When we invest in businesses and work with them to achieve their growth targets, it’s like standing at the top of any ski run. Before you “drop-in,” there is (or should be) a process to guide you: what is “my line” down the hill? Are there other skiers on the hill or at the top planning their run too? Once confident with my line to ski with minimal obstructions, then, and only then, do I drop into the hill.
It’s a simple mantra I repeat frequently: Strategy drives planning. Planning drives execution. It turns out that skiing and business have a lot in common.
Your strategy should drive your plan. And your plan should drive your day-to-day activities.
Let me give you an example of a leader that understood this process. I had lunch with a friend, I’ll call him Mark, who runs a credit union. He was networking to find a marketing leader. Apparently, Mark was given a marketing plan by his former marketing leader prior to the credit union releasing its strategic plan.
He was confused and asked, “How can the marketing team give me their functional plan when they don’t know what the company strategy is?”
He identified the gap between strategy and planning.

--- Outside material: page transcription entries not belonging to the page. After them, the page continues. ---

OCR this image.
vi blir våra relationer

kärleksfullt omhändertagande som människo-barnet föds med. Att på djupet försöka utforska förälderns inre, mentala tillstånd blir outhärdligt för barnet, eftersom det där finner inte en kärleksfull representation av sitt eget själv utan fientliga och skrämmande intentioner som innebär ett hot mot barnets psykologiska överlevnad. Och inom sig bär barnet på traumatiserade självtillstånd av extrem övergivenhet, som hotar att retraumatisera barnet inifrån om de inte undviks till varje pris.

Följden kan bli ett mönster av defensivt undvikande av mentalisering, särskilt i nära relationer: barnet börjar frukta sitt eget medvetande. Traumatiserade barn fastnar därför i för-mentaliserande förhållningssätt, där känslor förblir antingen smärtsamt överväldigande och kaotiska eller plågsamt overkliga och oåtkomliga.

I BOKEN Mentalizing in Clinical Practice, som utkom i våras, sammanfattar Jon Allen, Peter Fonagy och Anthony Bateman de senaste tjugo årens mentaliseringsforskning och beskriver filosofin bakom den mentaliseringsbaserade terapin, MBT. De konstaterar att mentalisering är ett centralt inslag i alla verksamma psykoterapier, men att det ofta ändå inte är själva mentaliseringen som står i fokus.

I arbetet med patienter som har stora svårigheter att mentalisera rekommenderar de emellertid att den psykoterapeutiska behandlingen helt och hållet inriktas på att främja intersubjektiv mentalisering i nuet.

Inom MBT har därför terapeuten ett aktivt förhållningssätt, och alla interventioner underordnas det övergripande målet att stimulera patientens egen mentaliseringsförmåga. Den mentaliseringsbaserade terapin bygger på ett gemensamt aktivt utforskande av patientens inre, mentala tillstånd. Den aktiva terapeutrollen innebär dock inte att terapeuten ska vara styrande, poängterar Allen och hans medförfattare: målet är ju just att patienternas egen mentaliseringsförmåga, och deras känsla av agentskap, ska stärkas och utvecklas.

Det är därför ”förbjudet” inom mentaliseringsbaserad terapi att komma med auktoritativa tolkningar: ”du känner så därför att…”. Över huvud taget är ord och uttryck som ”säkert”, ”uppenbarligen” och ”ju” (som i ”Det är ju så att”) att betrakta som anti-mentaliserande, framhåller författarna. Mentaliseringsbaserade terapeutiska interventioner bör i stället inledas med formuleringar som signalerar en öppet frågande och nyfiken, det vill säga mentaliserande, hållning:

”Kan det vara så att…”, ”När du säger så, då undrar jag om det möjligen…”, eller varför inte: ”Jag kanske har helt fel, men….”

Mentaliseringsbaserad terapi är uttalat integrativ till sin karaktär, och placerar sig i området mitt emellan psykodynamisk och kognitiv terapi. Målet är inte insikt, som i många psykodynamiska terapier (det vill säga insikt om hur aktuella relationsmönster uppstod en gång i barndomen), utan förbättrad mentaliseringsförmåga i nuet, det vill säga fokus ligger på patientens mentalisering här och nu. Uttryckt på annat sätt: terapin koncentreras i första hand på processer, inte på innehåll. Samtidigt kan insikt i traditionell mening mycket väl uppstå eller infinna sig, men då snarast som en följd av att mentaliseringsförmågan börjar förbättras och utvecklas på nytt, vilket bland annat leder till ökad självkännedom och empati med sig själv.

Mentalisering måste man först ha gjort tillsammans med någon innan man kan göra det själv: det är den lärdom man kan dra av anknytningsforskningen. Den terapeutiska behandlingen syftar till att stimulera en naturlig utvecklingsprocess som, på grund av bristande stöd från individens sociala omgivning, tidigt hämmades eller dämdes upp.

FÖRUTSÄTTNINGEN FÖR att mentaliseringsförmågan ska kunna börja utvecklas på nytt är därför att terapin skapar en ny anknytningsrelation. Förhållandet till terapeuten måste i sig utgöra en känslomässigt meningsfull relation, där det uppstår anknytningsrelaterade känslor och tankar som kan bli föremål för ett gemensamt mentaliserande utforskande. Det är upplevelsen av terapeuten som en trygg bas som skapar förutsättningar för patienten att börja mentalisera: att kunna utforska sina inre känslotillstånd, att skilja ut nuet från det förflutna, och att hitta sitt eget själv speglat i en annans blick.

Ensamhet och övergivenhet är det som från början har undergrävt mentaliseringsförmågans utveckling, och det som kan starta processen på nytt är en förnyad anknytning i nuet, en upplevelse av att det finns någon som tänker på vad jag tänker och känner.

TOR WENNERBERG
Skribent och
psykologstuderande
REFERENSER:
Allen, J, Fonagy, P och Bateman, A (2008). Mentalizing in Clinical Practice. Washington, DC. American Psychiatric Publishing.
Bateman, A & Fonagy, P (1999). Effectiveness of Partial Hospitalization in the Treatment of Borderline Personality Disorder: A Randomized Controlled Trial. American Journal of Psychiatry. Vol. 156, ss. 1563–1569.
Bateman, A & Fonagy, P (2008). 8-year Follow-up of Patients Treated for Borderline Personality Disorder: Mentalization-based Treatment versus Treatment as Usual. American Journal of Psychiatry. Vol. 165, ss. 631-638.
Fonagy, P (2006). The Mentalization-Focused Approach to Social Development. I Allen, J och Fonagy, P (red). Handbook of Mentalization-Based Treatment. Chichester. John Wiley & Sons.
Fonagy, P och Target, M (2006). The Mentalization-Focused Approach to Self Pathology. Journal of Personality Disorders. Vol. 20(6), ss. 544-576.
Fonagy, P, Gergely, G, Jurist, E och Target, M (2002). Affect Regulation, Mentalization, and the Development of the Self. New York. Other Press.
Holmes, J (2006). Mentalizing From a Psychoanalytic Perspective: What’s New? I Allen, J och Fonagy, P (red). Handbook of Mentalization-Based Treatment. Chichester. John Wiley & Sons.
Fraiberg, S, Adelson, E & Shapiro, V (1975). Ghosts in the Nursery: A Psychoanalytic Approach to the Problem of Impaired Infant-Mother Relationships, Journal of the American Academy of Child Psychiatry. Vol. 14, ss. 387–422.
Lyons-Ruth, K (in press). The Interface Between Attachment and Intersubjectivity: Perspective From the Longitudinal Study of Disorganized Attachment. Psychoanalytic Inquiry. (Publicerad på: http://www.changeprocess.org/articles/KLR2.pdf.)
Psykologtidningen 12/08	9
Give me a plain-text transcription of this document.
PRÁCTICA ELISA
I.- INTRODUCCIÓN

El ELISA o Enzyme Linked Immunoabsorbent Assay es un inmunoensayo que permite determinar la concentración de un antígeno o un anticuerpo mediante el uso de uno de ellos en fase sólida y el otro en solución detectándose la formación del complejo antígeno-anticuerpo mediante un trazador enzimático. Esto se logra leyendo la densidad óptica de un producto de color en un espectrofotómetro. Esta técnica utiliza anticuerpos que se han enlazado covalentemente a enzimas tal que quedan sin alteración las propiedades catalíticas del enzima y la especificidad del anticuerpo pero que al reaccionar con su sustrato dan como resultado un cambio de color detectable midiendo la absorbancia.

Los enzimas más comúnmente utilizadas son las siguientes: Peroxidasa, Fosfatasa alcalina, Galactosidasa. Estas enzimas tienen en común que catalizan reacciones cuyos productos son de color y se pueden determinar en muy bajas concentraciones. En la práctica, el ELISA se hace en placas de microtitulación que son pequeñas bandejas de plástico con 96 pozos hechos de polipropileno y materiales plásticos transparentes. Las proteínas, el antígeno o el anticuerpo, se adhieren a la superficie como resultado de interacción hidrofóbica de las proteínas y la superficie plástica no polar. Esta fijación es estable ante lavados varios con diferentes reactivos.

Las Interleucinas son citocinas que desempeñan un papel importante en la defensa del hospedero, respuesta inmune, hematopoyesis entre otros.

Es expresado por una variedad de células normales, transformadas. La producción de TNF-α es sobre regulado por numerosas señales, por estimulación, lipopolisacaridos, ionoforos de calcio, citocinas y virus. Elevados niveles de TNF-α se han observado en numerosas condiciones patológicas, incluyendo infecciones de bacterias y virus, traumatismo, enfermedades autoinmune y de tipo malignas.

The functional marketing plan should enable the company to achieve its strategy. If it doesn’t, then the plan is off-target. This alignment applies to every function in the business. If your sales plan doesn’t help you achieve your company strategy, it’s off-target. Same with your product plan. And any other functional area your company may have.
Too often, start-ups, and frankly established businesses, are too busy “doing work” that they do not have time to slow down and plan their work in alignment with the company strategy. (Or worse, there is no strategy!)
They are busy “executing” their work. You’ll hear phrases like, “I have too much work to do.” “I’m so busy, I don’t have any time.” Or “I have a day job. I can’t slow down.”
Any good skier will tell you, “Don’t stare at the bump you’re on. Aim for two bumps down the mountain.” Mistakes in strategy and planning on the slopes can be costly, ending in torn ligaments, broken bones, or worse. Mistakes in not linking your business strategy to your plans and your day-to-day work can be just as costly, ending in lost clients, lost profits, and worse.
The same advice applies to business: Look ahead (create your strategy). Plan your work (so that you focus on the most meaningful work). And then do that prioritized (i.e., important) work. Execution happens more easily because your plan is in motion. Your strategy drives your plan. And your plan drives the execution of your work.
Strategy, planning, and execution. Always in that order. On the mountain, and in business, too.